The workshop participants were introduced to different “Speed Breeding” protocols by an international team of facilitators from the John Innes Centre (UK), Quadram Institute (UK), University of Queensland (Australia) and BecA-ILRI Hub. One of the lead scientists, Dr Lee Hickey from the University of Queensland, on the two seminal Nature papers on “Speed Breeding”, was on hand to facilitate discussions on tailoring Speed Breeding for use on African crops.
Setting up Speed Breeding facilities is relatively easy. It mainly requires time-programmable and good quality LED to artificially extend light period for long-day plants, or opaque black-out shelters to artificially extend the duration of growth in darkness for short-day plants.
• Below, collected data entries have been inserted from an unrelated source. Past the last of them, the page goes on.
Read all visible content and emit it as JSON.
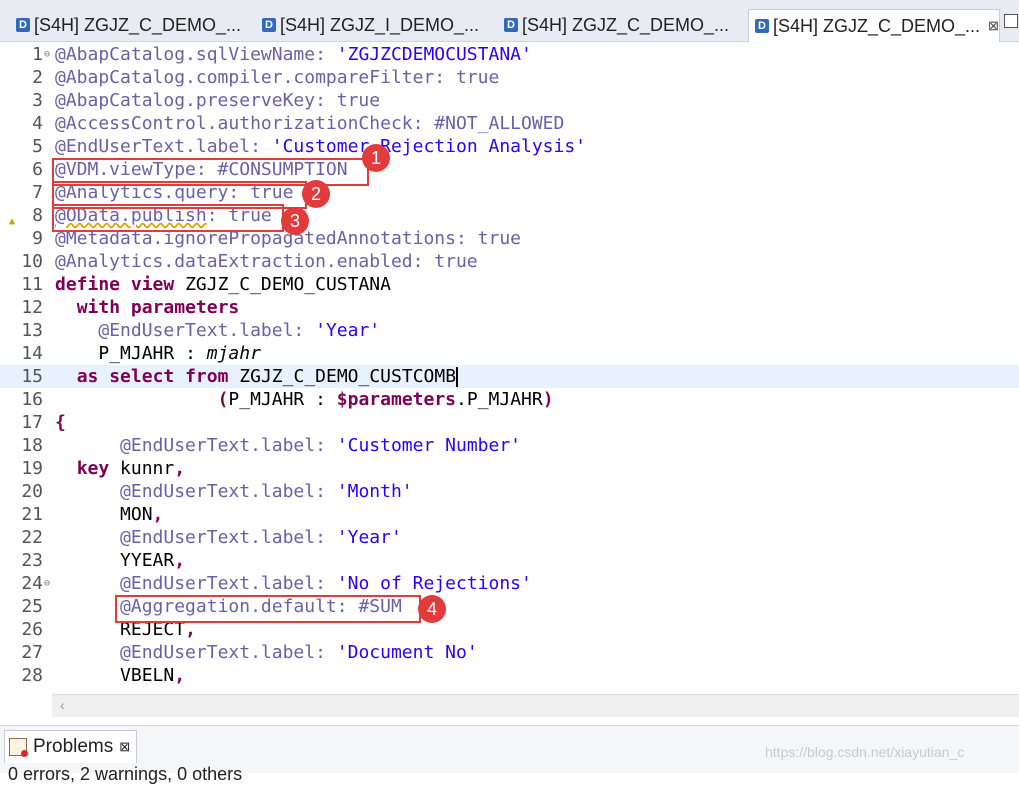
{
  "tabs": [
    {
      "label": "[S4H] ZGJZ_C_DEMO_...",
      "icon": "ddl-document-icon"
    },
    {
      "label": "[S4H] ZGJZ_I_DEMO_...",
      "icon": "ddl-document-icon"
    },
    {
      "label": "[S4H] ZGJZ_C_DEMO_...",
      "icon": "ddl-document-icon"
    },
    {
      "label": "[S4H] ZGJZ_C_DEMO_...",
      "icon": "ddl-document-icon",
      "active": true,
      "close": "⊠"
    }
  ],
  "editor": {
    "lines": [
      {
        "n": "1",
        "t": "@AbapCatalog.sqlViewName: 'ZGJZCDEMOCUSTANA'"
      },
      {
        "n": "2",
        "t": "@AbapCatalog.compiler.compareFilter: true"
      },
      {
        "n": "3",
        "t": "@AbapCatalog.preserveKey: true"
      },
      {
        "n": "4",
        "t": "@AccessControl.authorizationCheck: #NOT_ALLOWED"
      },
      {
        "n": "5",
        "t": "@EndUserText.label: 'Customer Rejection Analysis'"
      },
      {
        "n": "6",
        "t": "@VDM.viewType: #CONSUMPTION"
      },
      {
        "n": "7",
        "t": "@Analytics.query: true"
      },
      {
        "n": "8",
        "t": "@OData.publish: true"
      },
      {
        "n": "9",
        "t": "@Metadata.ignorePropagatedAnnotations: true"
      },
      {
        "n": "10",
        "t": "@Analytics.dataExtraction.enabled: true"
      },
      {
        "n": "11",
        "t": "define view ZGJZ_C_DEMO_CUSTANA"
      },
      {
        "n": "12",
        "t": "  with parameters"
      },
      {
        "n": "13",
        "t": "    @EndUserText.label: 'Year'"
      },
      {
        "n": "14",
        "t": "    P_MJAHR : mjahr"
      },
      {
        "n": "15",
        "t": "  as select from ZGJZ_C_DEMO_CUSTCOMB"
      },
      {
        "n": "16",
        "t": "               (P_MJAHR : $parameters.P_MJAHR)"
      },
      {
        "n": "17",
        "t": "{"
      },
      {
        "n": "18",
        "t": "      @EndUserText.label: 'Customer Number'"
      },
      {
        "n": "19",
        "t": "  key kunnr,"
      },
      {
        "n": "20",
        "t": "      @EndUserText.label: 'Month'"
      },
      {
        "n": "21",
        "t": "      MON,"
      },
      {
        "n": "22",
        "t": "      @EndUserText.label: 'Year'"
      },
      {
        "n": "23",
        "t": "      YYEAR,"
      },
      {
        "n": "24",
        "t": "      @EndUserText.label: 'No of Rejections'"
      },
      {
        "n": "25",
        "t": "      @Aggregation.default: #SUM"
      },
      {
        "n": "26",
        "t": "      REJECT,"
      },
      {
        "n": "27",
        "t": "      @EndUserText.label: 'Document No'"
      },
      {
        "n": "28",
        "t": "      VBELN,"
      }
    ]
  },
  "callouts": [
    "1",
    "2",
    "3",
    "4"
  ],
  "panel": {
    "tab_label": "Problems",
    "close": "⊠",
    "summary": "0 errors, 2 warnings, 0 others"
  },
  "watermark": "https://blog.csdn.net/xiayutian_c",
  "colors": {
    "annotation": "#6b5fa8",
    "keyword": "#7f0055",
    "string": "#2a00ff",
    "callout": "#e23b3b"
  }
}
One of the highlights of the workshop was the construction of two low-cost Speed Breeding cabinets. African breeders at the workshop swapped their crossing bags and field books for screw drivers and a suite of electronic gadgets to build two functional bench-top Speed Breeding cabinets. Each cabinet costs approximately $1,000 to construct.
The cabinets were afterwards donated to Dr Jame Njoroge of the Kenya Agricultural and Livestock Research Organization (KALRO) who intends to develop a Speed Breeding protocol to shorten the growth cycle of soybean, and to Mr Mengistu Berhanu and Sisay Arega of the Ethiopian Institute of Agricultural Research (EIAR) who will be testing Speed Breeding protocols on linseed and faba bean respectively. There is also work under way to set up Speed Breeding green houses at KALRO to fast-track the wheat breading program in Kenya.
The workshop was made possible by funding support from the Royal Society, John Innes Centre, Quadram Institute and OpenPlant.